As he faced questions about his probation, Strawberry said Friday his first priority would be to fight his cancer.
``Physically, I have some situations coming up right now that's going to be real difficult for me,'' Strawberry said without elaborating. ``So I have to deal with them at this point.''
Asked by reporters if his cancer had returned, the eight-time All-Star replied: ``Yes,'' and walked away.
The 38-year-old outfielder would not comment on the possibility that he violated terms of probation on April 1999 charges of possessing cocaine and soliciting a prostitute.
Strawberry was diagnosed with colon cancer in 1998 and underwent surgery and chemotherapy. In January, he said a test showed his colon was free of cancer.

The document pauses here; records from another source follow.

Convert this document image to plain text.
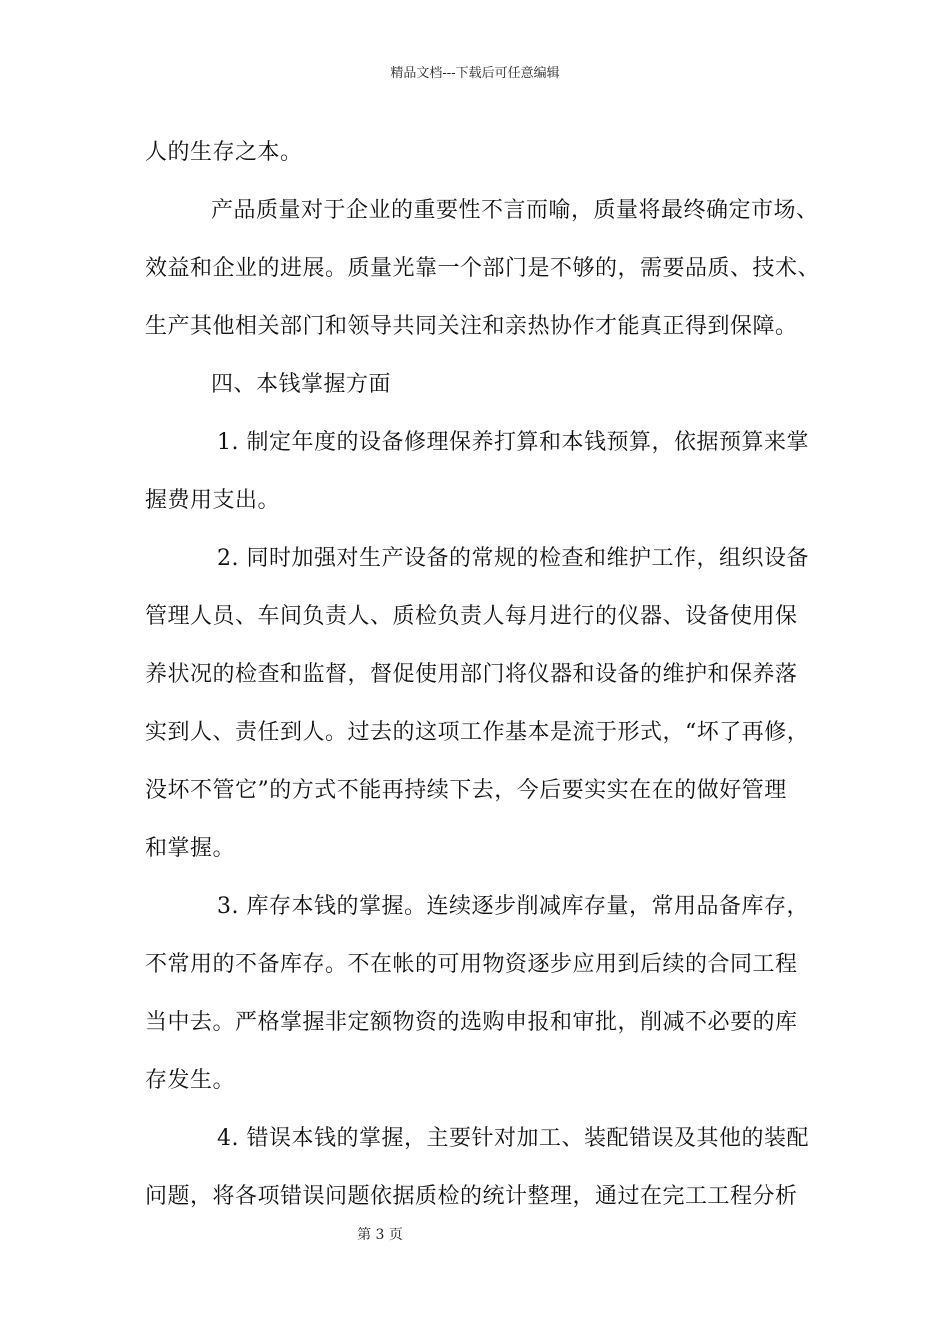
精品文档---下载后可任意编辑
人的生存之本。
产品质量对于企业的重要性不言而喻，质量将最终确定市场、
效益和企业的进展。质量光靠一个部门是不够的，需要品质、技术、
生产其他相关部门和领导共同关注和亲热协作才能真正得到保障。
四、本钱掌握方面
1. 制定年度的设备修理保养打算和本钱预算，依据预算来掌
握费用支出。
2. 同时加强对生产设备的常规的检查和维护工作，组织设备
管理人员、车间负责人、质检负责人每月进行的仪器、设备使用保
养状况的检查和监督，督促使用部门将仪器和设备的维护和保养落
实到人、责任到人。过去的这项工作基本是流于形式，“坏了再修，
没坏不管它”的方式不能再持续下去，今后要实实在在的做好管理
和掌握。
3. 库存本钱的掌握。连续逐步削减库存量，常用品备库存，
不常用的不备库存。不在帐的可用物资逐步应用到后续的合同工程
当中去。严格掌握非定额物资的选购申报和审批，削减不必要的库
存发生。
4. 错误本钱的掌握，主要针对加工、装配错误及其他的装配
问题，将各项错误问题依据质检的统计整理，通过在完工工程分析
第 3 页
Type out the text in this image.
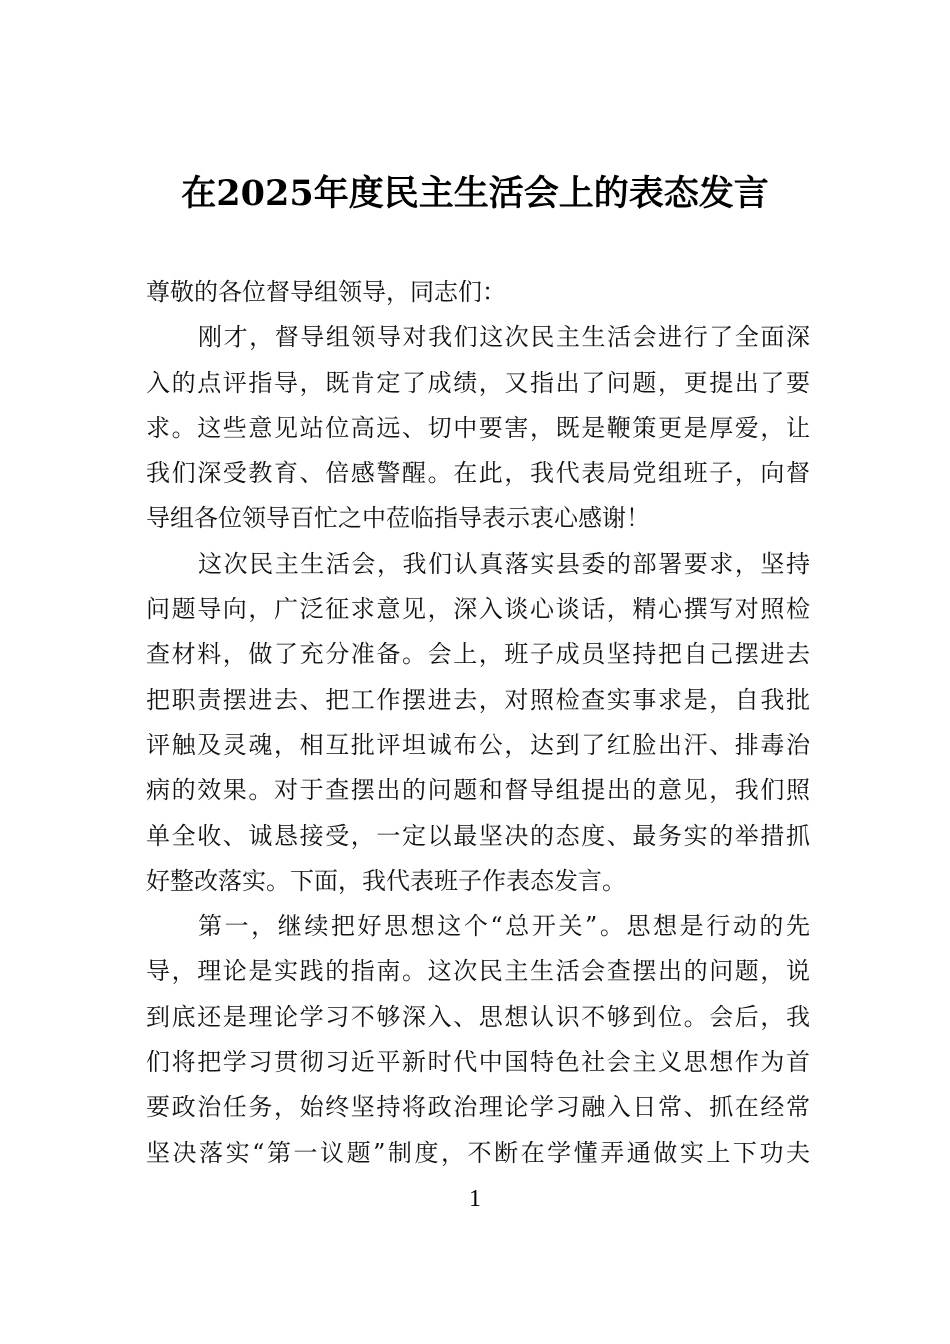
在2025年度民主生活会上的表态发言
尊敬的各位督导组领导，同志们：
刚才，督导组领导对我们这次民主生活会进行了全面深
入的点评指导，既肯定了成绩，又指出了问题，更提出了要
求。这些意见站位高远、切中要害，既是鞭策更是厚爱，让
我们深受教育、倍感警醒。在此，我代表局党组班子，向督
导组各位领导百忙之中莅临指导表示衷心感谢！
这次民主生活会，我们认真落实县委的部署要求，坚持
问题导向，广泛征求意见，深入谈心谈话，精心撰写对照检
查材料，做了充分准备。会上，班子成员坚持把自己摆进去
把职责摆进去、把工作摆进去，对照检查实事求是，自我批
评触及灵魂，相互批评坦诚布公，达到了红脸出汗、排毒治
病的效果。对于查摆出的问题和督导组提出的意见，我们照
单全收、诚恳接受，一定以最坚决的态度、最务实的举措抓
好整改落实。下面，我代表班子作表态发言。
第一，继续把好思想这个“总开关”。思想是行动的先
导，理论是实践的指南。这次民主生活会查摆出的问题，说
到底还是理论学习不够深入、思想认识不够到位。会后，我
们将把学习贯彻习近平新时代中国特色社会主义思想作为首
要政治任务，始终坚持将政治理论学习融入日常、抓在经常
坚决落实“第一议题”制度，不断在学懂弄通做实上下功夫
1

A CT scan suggests the possibility his colon cancer has spread to lymph nodes that were nearby his original tumor, and he will undergo more tests next week, said Strawberry's agent, Eric Grossman
``I have a wonderful family and a beautiful new baby that I look forward to watching grow up, and I intend to do whatever it takes to tackle this problem so that I can enjoy the rest of my life with them,'' Strawberry said in a statement released by Grossman.
In Minnesota before the Yankees' game with the Twins, manager Joe Torre told a hushed clubhouse of the latest news about Strawberry.

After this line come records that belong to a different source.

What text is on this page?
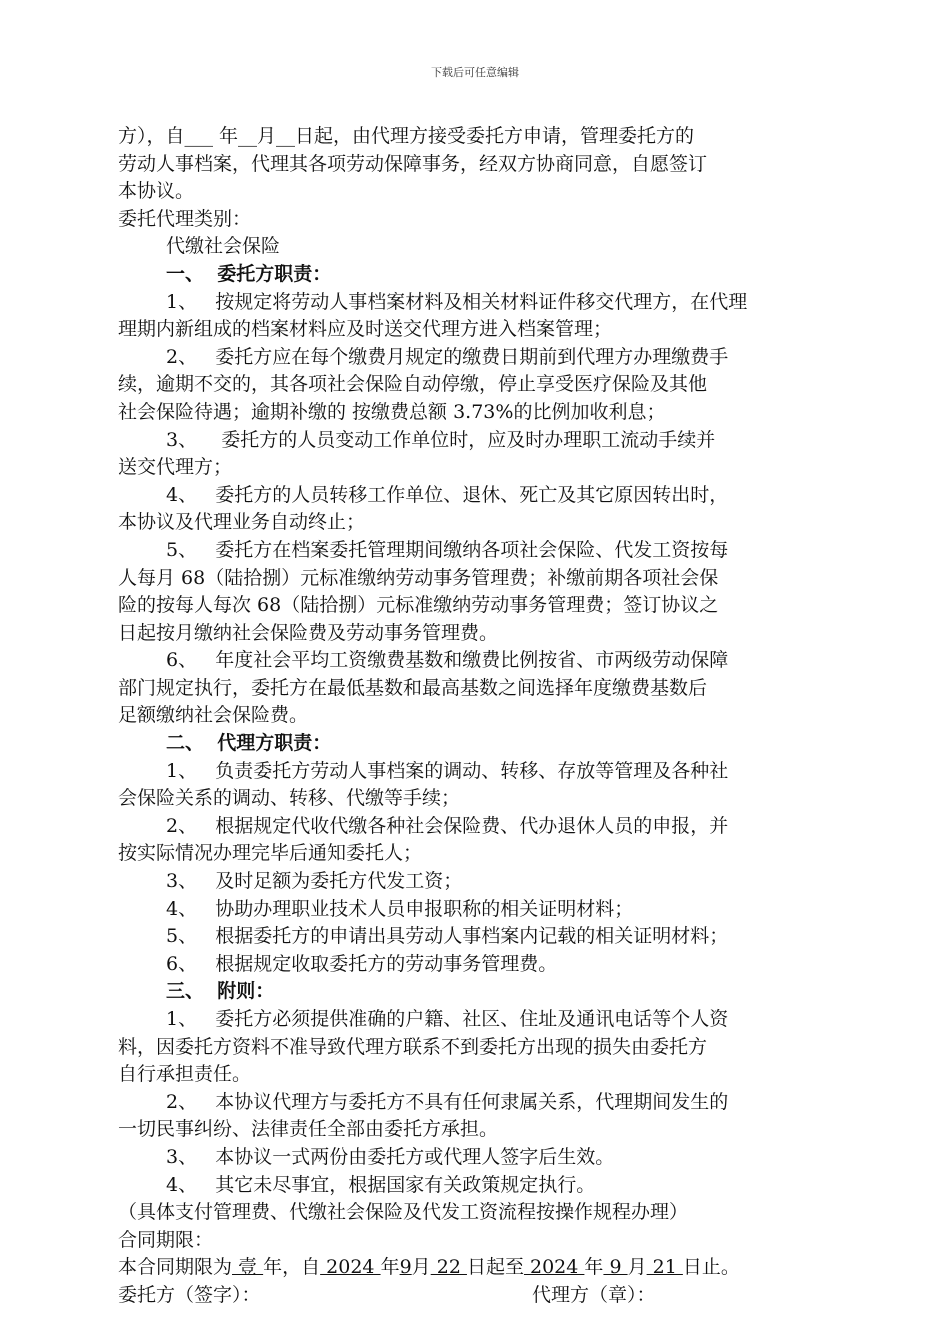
下载后可任意编辑
方），自___ 年__月__日起，由代理方接受委托方申请，管理委托方的
劳动人事档案，代理其各项劳动保障事务，经双方协商同意，自愿签订
本协议。
委托代理类别：
代缴社会保险
一、  委托方职责：
1、   按规定将劳动人事档案材料及相关材料证件移交代理方，在代理
理期内新组成的档案材料应及时送交代理方进入档案管理；
2、   委托方应在每个缴费月规定的缴费日期前到代理方办理缴费手
续，逾期不交的，其各项社会保险自动停缴，停止享受医疗保险及其他
社会保险待遇；逾期补缴的 按缴费总额 3.73%的比例加收利息；
3、    委托方的人员变动工作单位时，应及时办理职工流动手续并
送交代理方；
4、   委托方的人员转移工作单位、退休、死亡及其它原因转出时，
本协议及代理业务自动终止；
5、   委托方在档案委托管理期间缴纳各项社会保险、代发工资按每
人每月 68（陆拾捌）元标准缴纳劳动事务管理费；补缴前期各项社会保
险的按每人每次 68（陆拾捌）元标准缴纳劳动事务管理费；签订协议之
日起按月缴纳社会保险费及劳动事务管理费。
6、   年度社会平均工资缴费基数和缴费比例按省、市两级劳动保障
部门规定执行，委托方在最低基数和最高基数之间选择年度缴费基数后
足额缴纳社会保险费。
二、  代理方职责：
1、   负责委托方劳动人事档案的调动、转移、存放等管理及各种社
会保险关系的调动、转移、代缴等手续；
2、   根据规定代收代缴各种社会保险费、代办退休人员的申报，并
按实际情况办理完毕后通知委托人；
3、   及时足额为委托方代发工资；
4、   协助办理职业技术人员申报职称的相关证明材料；
5、   根据委托方的申请出具劳动人事档案内记载的相关证明材料；
6、   根据规定收取委托方的劳动事务管理费。
三、  附则：
1、   委托方必须提供准确的户籍、社区、住址及通讯电话等个人资
料，因委托方资料不准导致代理方联系不到委托方出现的损失由委托方
自行承担责任。
2、   本协议代理方与委托方不具有任何隶属关系，代理期间发生的
一切民事纠纷、法律责任全部由委托方承担。
3、   本协议一式两份由委托方或代理人签字后生效。
4、   其它未尽事宜，根据国家有关政策规定执行。
（具体支付管理费、代缴社会保险及代发工资流程按操作规程办理）
合同期限：
本合同期限为 壹 年，自 2024 年9月 22 日起至 2024 年 9 月 21 日止。
委托方（签字）：	代理方（章）：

``I'm sick to my stomach. You know it's always there, that danger or potential of it coming back. It's just very sad,'' said Torre, who successfully battled prostate cancer. ``Thank God there's just so many other ways to treat cancers today.''
Shortstop Derek Jeter added: ``Everyone's shocked again. It's just unfortunate. Hopefully, everything will be all right.

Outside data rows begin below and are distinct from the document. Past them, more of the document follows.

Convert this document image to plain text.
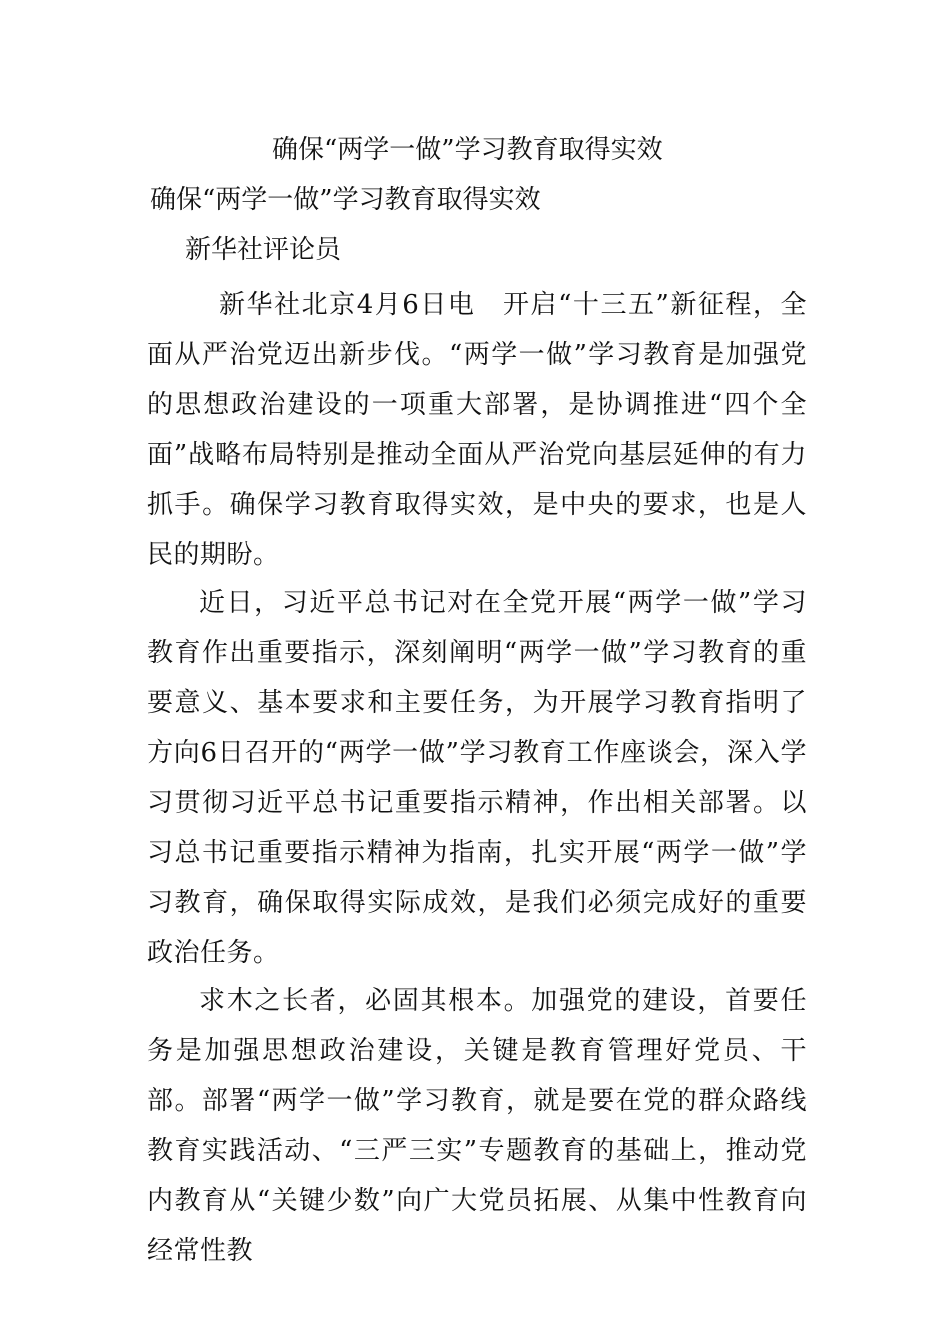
确保“两学一做”学习教育取得实效
确保“两学一做”学习教育取得实效
新华社评论员
新华社北京4月6日电　开启“十三五”新征程，全面从严治党迈出新步伐。“两学一做”学习教育是加强党的思想政治建设的一项重大部署，是协调推进“四个全面”战略布局特别是推动全面从严治党向基层延伸的有力抓手。确保学习教育取得实效，是中央的要求，也是人民的期盼。
近日，习近平总书记对在全党开展“两学一做”学习教育作出重要指示，深刻阐明“两学一做”学习教育的重要意义、基本要求和主要任务，为开展学习教育指明了方向6日召开的“两学一做”学习教育工作座谈会，深入学习贯彻习近平总书记重要指示精神，作出相关部署。以习总书记重要指示精神为指南，扎实开展“两学一做”学习教育，确保取得实际成效，是我们必须完成好的重要政治任务。
求木之长者，必固其根本。加强党的建设，首要任务是加强思想政治建设，关键是教育管理好党员、干部。部署“两学一做”学习教育，就是要在党的群众路线教育实践活动、“三严三实”专题教育的基础上，推动党内教育从“关键少数”向广大党员拓展、从集中性教育向经常性教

``He's had a streak of misfortunes. ... Just when you think you've gotten over cancer, and it comes right back.''
Earlier Friday, Strawberry had a regularly scheduled meeting with corrections officials, and was questioned about why he left his drug aftercare program _ a possible violation of his probation.
Joe Papy, regional director for the Florida Department of Corrections, declined to discuss what Strawberry told officers or whether Strawberry cited his health as the reason for leaving Sobrenity Inc.'s outpatient program early.
He said Strawberry appeared to be forthright with his answers and provided names of people who could corroborate his story. The next step is to contact those people.
Papy said Strawberry passed his drug test Friday, just as he has three times a week since January, and that there have been no indications that the outfielder has been drinking.
While still undergoing chemotherapy, Strawberry returned to baseball in March 1999. A month later, he was charged with possessing cocaine and soliciting a prostitute. Pleading no contest, Strawberry was sentenced to 18 months' probation and 100 hours of community service.
Strawberry also was questioned about a Sports Illustrated report that he joined a swingers club last month and has been seen there on several occasions since he first visited with a friend and was told membership was required for admittance.
The magazine also ran a photograph of Strawberry posing with a woman identified as a member of the club.
As part of his probation, Strawberry was ordered not to use drugs or frequent establishments where the main source of income is alcohol.
Trapeze II, which Sports Illustrated said the eight-time All-Star joined last month, is a Fort Lauderdale club in which alcohol reportedly is not sold. Patrons may bring their own.
Strawberry wrote a letter to commissioner Bud Selig several weeks ago asking that the third drug-related suspension of his career be ended early, a high-ranking baseball official said on the condition he not be identified. The one-year ban is scheduled to run through February. Selig's original ruling did not make any provisions for Strawberry to return early for good behavior.
Strawberry told the New York Daily News he ended his 3 1/2-month stay at the drug clinic because he needs to support his wife and children and explore returning to baseball.
Papy said leaving the clinic early could constitute a violation of parole, but that it was too soon to speculate because authorities had not received a report from Sobrenity Inc.
The corrections official said Strawberry had been enrolled in an outpatient aftercare program since completing an inpatient treatment program.